如果你对这篇内容有疑问，欢迎到本站社区发帖提问参与讨论，获取更多帮助，或者扫码二维码加入 Web 技术交流群。

发布评论

需要登录才能够评论，你可以免费注册一个本站的账号。

暖伴 2024-12-12 03:48:31

您在这里滥用了Read。

Show 和 Read 旨在打印和解析有效的 Haskell 值，以启用调试等。这并不总是完美的（例如，如果您导入 Data.Map 合格，然后对 Map 值调用 show，对 fromList 的调用不合格），但它是一个有效的起点。

如果您想打印或解析您的值以匹配某些特定格式，请为前者使用漂亮的打印库，为后者使用实际的解析库（例如 uu-parsinglib、polyparse、parsec 等）。它们通常比 ReadS 提供更好的解析支持（尽管 GHC 中的 ReadP 还不错）。

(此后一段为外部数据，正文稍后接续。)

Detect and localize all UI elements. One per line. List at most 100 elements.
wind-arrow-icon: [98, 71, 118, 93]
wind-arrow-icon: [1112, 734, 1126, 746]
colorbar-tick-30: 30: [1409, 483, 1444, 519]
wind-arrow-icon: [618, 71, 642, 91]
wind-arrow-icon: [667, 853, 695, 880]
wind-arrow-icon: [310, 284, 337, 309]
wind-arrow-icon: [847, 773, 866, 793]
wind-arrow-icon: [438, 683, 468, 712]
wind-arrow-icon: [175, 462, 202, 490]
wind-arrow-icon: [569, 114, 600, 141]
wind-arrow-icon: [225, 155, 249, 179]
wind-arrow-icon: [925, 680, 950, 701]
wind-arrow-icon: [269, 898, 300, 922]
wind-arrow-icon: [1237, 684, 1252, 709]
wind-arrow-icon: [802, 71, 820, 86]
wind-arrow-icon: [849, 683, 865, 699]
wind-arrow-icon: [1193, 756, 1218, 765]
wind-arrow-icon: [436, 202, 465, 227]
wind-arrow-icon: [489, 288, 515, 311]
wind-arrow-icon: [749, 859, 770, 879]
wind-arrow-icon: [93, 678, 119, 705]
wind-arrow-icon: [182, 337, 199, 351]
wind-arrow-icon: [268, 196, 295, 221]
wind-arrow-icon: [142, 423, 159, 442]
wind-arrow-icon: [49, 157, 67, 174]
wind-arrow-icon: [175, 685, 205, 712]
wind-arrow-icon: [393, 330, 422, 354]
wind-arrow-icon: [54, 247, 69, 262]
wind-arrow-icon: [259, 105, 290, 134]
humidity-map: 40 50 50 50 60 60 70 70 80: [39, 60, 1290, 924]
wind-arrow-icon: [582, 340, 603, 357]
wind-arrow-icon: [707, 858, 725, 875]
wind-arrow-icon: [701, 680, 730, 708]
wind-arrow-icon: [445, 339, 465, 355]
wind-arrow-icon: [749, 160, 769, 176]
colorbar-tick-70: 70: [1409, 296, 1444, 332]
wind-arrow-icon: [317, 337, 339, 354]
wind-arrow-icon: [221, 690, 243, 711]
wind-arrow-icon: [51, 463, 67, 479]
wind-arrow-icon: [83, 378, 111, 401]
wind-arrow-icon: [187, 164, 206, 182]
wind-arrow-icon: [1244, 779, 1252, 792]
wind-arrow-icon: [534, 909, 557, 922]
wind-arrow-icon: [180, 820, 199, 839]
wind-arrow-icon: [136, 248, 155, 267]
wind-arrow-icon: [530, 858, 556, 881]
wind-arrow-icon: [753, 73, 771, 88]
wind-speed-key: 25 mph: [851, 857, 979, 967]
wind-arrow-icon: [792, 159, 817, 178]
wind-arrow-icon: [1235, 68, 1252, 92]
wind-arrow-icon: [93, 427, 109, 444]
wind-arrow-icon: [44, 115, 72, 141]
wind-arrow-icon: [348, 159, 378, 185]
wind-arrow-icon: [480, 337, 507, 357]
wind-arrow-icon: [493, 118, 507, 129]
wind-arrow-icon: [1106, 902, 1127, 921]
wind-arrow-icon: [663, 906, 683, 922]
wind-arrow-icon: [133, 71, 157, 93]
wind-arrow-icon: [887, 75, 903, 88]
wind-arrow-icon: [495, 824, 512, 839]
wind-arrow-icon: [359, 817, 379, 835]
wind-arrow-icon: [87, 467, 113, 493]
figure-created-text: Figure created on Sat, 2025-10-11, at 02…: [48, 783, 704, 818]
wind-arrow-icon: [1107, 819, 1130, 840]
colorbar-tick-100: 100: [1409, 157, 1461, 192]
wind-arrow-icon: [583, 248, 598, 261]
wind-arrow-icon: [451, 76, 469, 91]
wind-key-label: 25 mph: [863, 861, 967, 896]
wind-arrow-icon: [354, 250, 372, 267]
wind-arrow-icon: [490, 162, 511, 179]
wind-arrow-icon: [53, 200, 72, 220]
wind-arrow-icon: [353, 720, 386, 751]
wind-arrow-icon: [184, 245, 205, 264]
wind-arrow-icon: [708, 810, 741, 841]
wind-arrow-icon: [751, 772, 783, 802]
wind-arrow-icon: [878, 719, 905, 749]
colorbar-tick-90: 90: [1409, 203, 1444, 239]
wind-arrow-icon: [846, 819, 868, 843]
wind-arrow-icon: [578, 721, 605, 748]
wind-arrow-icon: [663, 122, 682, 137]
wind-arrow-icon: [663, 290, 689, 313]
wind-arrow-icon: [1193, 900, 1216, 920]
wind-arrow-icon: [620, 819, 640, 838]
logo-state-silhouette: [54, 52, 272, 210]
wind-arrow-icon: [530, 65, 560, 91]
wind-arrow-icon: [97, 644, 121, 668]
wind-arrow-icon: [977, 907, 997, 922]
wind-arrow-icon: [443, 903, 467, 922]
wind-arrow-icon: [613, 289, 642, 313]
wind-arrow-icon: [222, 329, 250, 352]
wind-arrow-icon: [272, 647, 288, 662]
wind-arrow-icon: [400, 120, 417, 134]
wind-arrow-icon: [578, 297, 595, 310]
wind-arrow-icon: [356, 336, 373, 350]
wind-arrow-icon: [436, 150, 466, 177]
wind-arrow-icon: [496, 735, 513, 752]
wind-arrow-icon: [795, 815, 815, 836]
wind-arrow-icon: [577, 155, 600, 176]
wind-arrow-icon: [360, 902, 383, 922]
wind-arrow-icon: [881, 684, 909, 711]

虽然您可能会说这是没有必要的，但这只是您正在做的快速而肮脏的黑客行为，快速而肮脏的黑客行为往往会徘徊......帮自己一个忙，并正确地做事第一次：这意味着当您以后想要“正确”地进行操作时，需要重写的内容会更少。

回复收藏 0 原文

任性一次 2024-12-12 03:48:31

那么就不要使用 Haskell 词法分析器。 read 函数使用 ParSec，您可以在 Real World Haskell 书中找到关于 ParSec 的精彩介绍。

这是一些似乎可以工作的代码，

import Text.Read
import Text.ParserCombinators.ReadP hiding (choice)
import Text.ParserCombinators.ReadPrec hiding (choice)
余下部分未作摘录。